Low rank matrices, on the other hand, contain rows and columns that are linearly dependent on each other. But with LoRA, we’re trying to approximate a high rank matrix with a low rank one. Why? Because with LoRA fine-tuning, we’re trying to capture the most important features of the data, while discarding redundant or not so significant information. Additionally, we’re trying to learn good low rank matrices that contain the task specific information we need, while condensing that knowledge into computations that are more efficient in storage and processing.

Low Rank Decomposition Methods

One popular method is Low Rank Adaptation (LoRA), where we introduce two trainable low rank matrices during model fine-tuning. The original pre-trained weights are frozen, while the LoRA weights are learning the task-specific information. During inference, the weights are merged with the pre-trained model, which allows you to use the newly learned information while minimizing the changes in inference time.

Practically, this affords several benefits. You can have multiple lightweight LoRA models that can be swapped easily for different downstream tasks, especially if you’re able to effectively route prompts to appropriate models.

LoRA Derivatives

LoRA is a highly effective reparameterization method that affords several useful practical benefits for LLM fine-tuning. As a result, LoRA derivatives have emerged that improve upon the base LoRA method. We’ll discuss three specific methods here.

While LoRA is a powerful method, the original LoRA uses a fixed rank for the low-rank matrices. This fixed rank results in several issues:

  • The given rank may not be sufficient for a specific dataset size and complexity. For instance, with a smaller dataset, the rank may be too large, resulting in overfitting. Further, the more complex a dataset is, the larger the rank needs to be.
  • Additionally, depending on the rank issue, there may be an excessive number of parameters. This will result in increased computational costs and memory usage.
  • Manual determination for an appropriate rank is almost like hyperparameter tuning. Experimentation to optimize this value may be time-consuming and resource-intensive.

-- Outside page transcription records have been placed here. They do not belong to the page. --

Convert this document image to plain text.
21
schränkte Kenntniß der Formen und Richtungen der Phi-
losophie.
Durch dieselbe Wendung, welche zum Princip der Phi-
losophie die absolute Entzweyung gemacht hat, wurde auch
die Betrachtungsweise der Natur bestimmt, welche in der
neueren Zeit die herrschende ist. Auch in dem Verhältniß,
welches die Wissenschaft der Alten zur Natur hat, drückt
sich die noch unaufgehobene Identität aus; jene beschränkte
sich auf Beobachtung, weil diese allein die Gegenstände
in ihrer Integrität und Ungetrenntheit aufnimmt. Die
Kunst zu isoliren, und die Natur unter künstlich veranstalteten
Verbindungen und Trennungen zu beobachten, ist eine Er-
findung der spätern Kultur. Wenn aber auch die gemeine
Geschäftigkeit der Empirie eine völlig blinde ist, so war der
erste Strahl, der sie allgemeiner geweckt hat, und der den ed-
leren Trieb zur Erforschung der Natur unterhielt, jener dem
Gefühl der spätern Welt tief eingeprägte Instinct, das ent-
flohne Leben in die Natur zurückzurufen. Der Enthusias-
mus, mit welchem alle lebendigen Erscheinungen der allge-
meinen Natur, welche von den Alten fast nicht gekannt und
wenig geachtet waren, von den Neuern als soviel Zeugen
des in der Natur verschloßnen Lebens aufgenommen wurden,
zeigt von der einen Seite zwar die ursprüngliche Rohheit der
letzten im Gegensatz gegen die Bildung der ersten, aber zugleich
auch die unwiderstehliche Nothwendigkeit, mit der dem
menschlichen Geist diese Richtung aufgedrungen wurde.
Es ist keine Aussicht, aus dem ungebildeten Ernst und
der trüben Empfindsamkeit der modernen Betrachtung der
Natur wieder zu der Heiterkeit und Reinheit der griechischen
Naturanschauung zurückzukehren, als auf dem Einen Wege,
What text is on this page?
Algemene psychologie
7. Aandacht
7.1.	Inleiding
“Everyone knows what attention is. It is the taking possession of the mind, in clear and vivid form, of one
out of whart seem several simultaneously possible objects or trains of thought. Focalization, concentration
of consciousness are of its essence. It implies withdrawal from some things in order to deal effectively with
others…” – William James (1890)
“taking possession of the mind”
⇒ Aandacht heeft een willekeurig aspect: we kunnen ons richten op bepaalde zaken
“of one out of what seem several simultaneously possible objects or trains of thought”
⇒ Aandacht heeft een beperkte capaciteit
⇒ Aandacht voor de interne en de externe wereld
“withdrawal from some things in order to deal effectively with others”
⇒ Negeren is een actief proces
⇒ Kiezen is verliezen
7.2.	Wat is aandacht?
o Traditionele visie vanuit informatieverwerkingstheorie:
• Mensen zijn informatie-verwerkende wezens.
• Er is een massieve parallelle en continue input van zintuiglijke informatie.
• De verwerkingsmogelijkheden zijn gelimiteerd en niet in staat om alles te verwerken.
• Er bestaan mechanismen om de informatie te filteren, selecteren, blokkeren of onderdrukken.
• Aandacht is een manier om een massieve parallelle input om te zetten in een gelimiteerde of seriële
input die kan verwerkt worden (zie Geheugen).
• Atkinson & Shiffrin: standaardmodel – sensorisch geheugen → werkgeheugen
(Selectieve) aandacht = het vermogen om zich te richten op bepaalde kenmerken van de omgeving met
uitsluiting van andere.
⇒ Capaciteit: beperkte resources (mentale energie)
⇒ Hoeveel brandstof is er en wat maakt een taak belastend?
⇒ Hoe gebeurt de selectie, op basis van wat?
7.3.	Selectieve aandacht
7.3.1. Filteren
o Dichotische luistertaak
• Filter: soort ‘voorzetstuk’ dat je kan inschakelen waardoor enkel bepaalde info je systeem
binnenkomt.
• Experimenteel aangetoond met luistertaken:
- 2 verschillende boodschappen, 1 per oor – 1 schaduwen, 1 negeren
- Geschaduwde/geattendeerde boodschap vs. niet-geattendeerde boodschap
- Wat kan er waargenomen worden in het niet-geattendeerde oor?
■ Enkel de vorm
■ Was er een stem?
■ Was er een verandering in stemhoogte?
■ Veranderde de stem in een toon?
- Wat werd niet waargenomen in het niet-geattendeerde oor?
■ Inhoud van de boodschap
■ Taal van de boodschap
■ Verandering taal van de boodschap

Adaptive Low Rank Adaptation (AdaLoRA) solves the fixed rank problem from the original LoRA method by dynamically adjusting the rank of matrices using a combination of Singular Value Decomposition, and pruning of unimportant values.

Another general issue with LoRA is the large amount of memory still required to fine-tune pre-trained LLMs. This has always been a problem in training deep learning models, and to solve this problem, we (the AI field) have developed quantization methods that allow us to use less information (bits) while still capturing enough of the data patterns for modeling.

For some historical context, many smaller models are trained in full precision, where each floating point number is represented using 32 bits (FP32). Recent models, such as LLaMA 2 was trained with half precision, which is 16 bits (FP16). While halving the precision may already lead to significant memory savings, sometimes it still is not enough for fine-tuning very large language models. Further, because more bits are being removed, the model calculations become less precise, which tends to lead to a decrease in performance.

Thus, Quantized Low Rank Adaptation (QLoRA) was an innovation that enabled fine-tuning on a 4-bit quantized pretrained LLM, while retaining the performance of 16-bit fine-tuning.